According to an example embodiment, there is provided an audio encoder comprising: a loudness component configured to apply a predefined loudness function to obtain loudness data describing a combination of one or more content substreams representative of respective audio signals; a presentation data component configured to define one or more presentation data structures, each presentation data structure comprising a reference to one or more of the plurality of content substreams and a reference to loudness data describing a combination of the referenced content substreams; and a multiplexing component configured to form a bitstream comprising the plurality of content sub-streams, the one or more presentation data structures, and loudness data referenced by the presentation data structures.
Example embodiments
Fig. 1 illustrates a generalized block diagram of a decoder 100 for processing a bitstream P and achieving a desired loudness level of an output audio signal 114.

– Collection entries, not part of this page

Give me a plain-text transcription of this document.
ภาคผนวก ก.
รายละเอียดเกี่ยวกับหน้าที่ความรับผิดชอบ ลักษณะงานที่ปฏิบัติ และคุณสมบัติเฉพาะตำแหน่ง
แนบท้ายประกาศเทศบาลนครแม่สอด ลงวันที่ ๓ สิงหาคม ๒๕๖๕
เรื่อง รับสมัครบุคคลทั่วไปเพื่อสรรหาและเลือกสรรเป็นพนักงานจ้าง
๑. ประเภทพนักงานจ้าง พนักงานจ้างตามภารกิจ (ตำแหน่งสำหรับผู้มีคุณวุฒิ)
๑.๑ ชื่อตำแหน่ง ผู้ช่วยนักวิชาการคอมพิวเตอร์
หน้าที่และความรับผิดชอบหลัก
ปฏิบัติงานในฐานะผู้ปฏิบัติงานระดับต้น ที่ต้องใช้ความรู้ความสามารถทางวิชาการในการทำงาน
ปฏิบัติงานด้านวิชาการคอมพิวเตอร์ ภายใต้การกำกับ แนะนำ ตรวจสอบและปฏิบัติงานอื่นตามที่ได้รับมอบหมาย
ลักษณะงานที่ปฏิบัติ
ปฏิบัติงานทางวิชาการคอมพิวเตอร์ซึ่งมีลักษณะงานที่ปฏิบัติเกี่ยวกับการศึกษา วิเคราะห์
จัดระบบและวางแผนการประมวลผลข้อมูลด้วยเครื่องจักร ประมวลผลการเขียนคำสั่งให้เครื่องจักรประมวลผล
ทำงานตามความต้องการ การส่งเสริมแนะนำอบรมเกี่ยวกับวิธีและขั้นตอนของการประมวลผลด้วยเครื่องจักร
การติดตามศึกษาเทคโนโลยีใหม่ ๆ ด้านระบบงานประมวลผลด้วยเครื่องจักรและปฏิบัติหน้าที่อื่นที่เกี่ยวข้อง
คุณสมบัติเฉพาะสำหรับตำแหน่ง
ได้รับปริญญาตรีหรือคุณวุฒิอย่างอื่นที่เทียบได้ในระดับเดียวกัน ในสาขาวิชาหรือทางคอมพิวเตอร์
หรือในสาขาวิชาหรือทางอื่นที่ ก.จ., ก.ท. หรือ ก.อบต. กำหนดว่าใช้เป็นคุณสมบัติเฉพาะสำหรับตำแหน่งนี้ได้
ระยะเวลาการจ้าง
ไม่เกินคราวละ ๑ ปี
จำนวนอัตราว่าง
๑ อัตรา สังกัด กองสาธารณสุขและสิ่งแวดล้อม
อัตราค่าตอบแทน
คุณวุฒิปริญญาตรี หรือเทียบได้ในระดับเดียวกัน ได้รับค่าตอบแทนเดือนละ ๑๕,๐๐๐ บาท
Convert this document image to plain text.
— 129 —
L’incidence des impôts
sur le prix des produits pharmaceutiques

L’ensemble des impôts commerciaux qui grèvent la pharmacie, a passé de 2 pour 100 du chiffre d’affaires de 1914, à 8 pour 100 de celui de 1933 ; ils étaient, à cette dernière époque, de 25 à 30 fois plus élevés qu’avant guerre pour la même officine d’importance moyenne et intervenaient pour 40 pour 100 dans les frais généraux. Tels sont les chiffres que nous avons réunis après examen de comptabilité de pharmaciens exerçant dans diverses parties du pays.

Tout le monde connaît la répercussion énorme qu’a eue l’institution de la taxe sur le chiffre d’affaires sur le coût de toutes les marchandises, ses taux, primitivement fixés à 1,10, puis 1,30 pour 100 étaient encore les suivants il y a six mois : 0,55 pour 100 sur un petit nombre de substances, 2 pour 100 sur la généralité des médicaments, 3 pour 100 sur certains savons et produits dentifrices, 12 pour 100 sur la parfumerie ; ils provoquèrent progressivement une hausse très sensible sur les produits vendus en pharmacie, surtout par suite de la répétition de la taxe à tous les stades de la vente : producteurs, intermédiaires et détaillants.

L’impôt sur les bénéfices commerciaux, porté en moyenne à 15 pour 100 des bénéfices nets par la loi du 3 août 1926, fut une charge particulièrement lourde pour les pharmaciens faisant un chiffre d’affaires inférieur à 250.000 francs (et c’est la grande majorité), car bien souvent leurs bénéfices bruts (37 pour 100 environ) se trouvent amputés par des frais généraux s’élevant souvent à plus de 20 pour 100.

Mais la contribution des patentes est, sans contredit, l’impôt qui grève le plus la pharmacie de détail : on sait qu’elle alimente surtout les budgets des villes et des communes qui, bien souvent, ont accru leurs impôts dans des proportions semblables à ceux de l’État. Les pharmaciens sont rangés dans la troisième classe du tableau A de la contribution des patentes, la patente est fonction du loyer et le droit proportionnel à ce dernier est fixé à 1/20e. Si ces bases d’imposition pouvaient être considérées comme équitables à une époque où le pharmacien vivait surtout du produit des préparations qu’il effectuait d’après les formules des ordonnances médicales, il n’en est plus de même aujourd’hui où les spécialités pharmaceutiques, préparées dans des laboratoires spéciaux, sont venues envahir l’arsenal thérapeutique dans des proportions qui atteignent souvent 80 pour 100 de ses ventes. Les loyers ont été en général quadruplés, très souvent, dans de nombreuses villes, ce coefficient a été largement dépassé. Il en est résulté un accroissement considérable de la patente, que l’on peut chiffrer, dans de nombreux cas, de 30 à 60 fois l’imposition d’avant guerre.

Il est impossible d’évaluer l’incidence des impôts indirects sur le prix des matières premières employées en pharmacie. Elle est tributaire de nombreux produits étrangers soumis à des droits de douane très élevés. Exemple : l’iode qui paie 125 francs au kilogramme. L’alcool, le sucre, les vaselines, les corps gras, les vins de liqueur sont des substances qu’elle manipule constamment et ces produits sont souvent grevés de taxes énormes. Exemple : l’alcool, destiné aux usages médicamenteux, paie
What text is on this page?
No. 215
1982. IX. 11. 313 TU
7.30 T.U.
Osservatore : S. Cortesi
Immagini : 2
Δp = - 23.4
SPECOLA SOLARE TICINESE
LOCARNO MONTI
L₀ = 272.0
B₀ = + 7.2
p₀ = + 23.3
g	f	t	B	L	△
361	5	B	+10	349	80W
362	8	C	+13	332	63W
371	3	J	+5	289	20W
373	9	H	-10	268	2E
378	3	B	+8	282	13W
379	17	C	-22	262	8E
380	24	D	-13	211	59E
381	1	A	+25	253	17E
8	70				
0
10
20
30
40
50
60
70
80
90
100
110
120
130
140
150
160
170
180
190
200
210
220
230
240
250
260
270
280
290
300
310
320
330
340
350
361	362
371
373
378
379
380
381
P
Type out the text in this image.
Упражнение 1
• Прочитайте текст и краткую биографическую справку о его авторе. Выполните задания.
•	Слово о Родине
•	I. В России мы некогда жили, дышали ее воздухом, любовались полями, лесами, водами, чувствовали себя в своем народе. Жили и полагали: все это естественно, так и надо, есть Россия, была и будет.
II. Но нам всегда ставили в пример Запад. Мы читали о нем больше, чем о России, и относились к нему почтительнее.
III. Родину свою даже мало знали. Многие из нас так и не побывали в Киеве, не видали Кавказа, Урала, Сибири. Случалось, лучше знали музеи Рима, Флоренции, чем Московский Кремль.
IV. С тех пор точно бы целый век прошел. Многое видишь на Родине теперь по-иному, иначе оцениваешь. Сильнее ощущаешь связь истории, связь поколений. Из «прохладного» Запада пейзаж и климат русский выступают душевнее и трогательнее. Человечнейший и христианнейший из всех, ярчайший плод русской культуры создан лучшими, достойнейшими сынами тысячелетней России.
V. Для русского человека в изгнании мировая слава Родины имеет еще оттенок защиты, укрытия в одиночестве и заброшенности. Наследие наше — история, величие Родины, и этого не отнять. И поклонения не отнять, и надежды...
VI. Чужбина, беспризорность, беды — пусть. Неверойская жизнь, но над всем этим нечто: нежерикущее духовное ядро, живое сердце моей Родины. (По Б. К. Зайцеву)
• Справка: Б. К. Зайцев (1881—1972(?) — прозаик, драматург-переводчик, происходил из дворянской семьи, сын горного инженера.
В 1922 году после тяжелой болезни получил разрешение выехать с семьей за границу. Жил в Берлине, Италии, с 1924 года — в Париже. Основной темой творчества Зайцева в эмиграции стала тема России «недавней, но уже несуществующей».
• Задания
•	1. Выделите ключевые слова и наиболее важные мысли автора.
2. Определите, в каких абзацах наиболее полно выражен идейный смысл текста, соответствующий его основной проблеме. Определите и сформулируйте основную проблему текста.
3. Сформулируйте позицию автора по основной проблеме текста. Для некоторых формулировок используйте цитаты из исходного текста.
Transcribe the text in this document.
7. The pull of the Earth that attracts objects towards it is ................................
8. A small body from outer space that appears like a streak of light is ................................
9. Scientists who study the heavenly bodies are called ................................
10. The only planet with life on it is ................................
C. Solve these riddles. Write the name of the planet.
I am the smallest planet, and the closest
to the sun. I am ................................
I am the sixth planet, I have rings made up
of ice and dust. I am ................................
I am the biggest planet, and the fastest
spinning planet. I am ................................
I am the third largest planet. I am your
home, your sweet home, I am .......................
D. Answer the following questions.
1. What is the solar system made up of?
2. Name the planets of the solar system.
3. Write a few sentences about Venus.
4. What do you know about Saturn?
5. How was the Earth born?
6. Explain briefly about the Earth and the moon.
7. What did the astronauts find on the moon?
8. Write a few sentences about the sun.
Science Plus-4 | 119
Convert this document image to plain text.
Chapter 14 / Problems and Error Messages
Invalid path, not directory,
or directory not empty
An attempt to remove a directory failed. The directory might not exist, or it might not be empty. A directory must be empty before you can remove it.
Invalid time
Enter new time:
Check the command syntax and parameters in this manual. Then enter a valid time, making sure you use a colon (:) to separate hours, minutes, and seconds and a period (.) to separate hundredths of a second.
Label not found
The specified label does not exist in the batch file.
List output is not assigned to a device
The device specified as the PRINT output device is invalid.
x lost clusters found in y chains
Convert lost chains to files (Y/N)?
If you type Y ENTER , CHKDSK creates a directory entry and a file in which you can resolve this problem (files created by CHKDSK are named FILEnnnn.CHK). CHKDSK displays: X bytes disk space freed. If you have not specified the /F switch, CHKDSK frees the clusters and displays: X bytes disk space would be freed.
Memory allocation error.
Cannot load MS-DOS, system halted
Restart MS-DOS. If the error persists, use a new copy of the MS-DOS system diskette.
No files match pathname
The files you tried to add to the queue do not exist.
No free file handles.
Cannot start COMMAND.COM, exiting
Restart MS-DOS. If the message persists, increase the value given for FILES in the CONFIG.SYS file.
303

The decoder 100 comprises receiving means (not shown) configured to receive a bitstream P comprising a plurality of content sub-streams, each content sub-stream representing an audio signal.
The decoder 100 further comprises a demultiplexer 102 configured to extract one or more presentation data structures 104 from the bitstream P. Each presentation data structure includes a reference to at least one of the content sub-streams. In other words, a presentation data structure or presentation is a description of which content sub-streams are to be combined. As noted above, content sub-streams encoded in two or more separate sub-streams may be combined into one presentation.
Each presentation data structure also includes a reference to a metadata substream that represents loudness data that describes a combination of the referenced one or more content substreams.
The content of the presentation data structure and its different references will now be described in connection with fig. 4.
In fig. 4, different sub-streams 412, 205 are shown that may be referenced by the extracted one or more presentation data structures 104. Among the three presentation data structures 104, a selected presentation data structure 110 is selected. As is clear from fig. 4, the bitstream P comprises the content sub-stream 412, the metadata sub-stream 205 and the one or more presentation data structures 104. Content sub-streams 412 may include, for example, sub-streams for music, sub-streams for effects, sub-streams for environments, sub-streams for english conversations, sub-streams for spanish language conversations, sub-streams for Associated Audio (AA) in english (e.g., english comment track), and sub-streams for AA in spanish (e.g., spanish comment track).
In fig. 4, all content sub-streams 412 are encoded in the same bitstream P, but as noted above, this is not always the case. Broadcasters of audio content may use a single bitstream profile (e.g., a single Packet Identifier (PID) profile or a multi-bitstream profile (e.g., a dual PID profile) in the MPEG standard) to send audio content to their clients, i.e., decoders.
The present disclosure introduces an intermediate level in the form of a group of substreams residing between a presentation layer and a substream layer. The content sub-stream group may group or reference one or more content sub-streams. The presentation may then reference the content sub-stream groups. In fig. 4, the content sub-stream music, effects and contexts are grouped to form a content sub-stream group 410 referenced 404 by the selected presentation data structure 110.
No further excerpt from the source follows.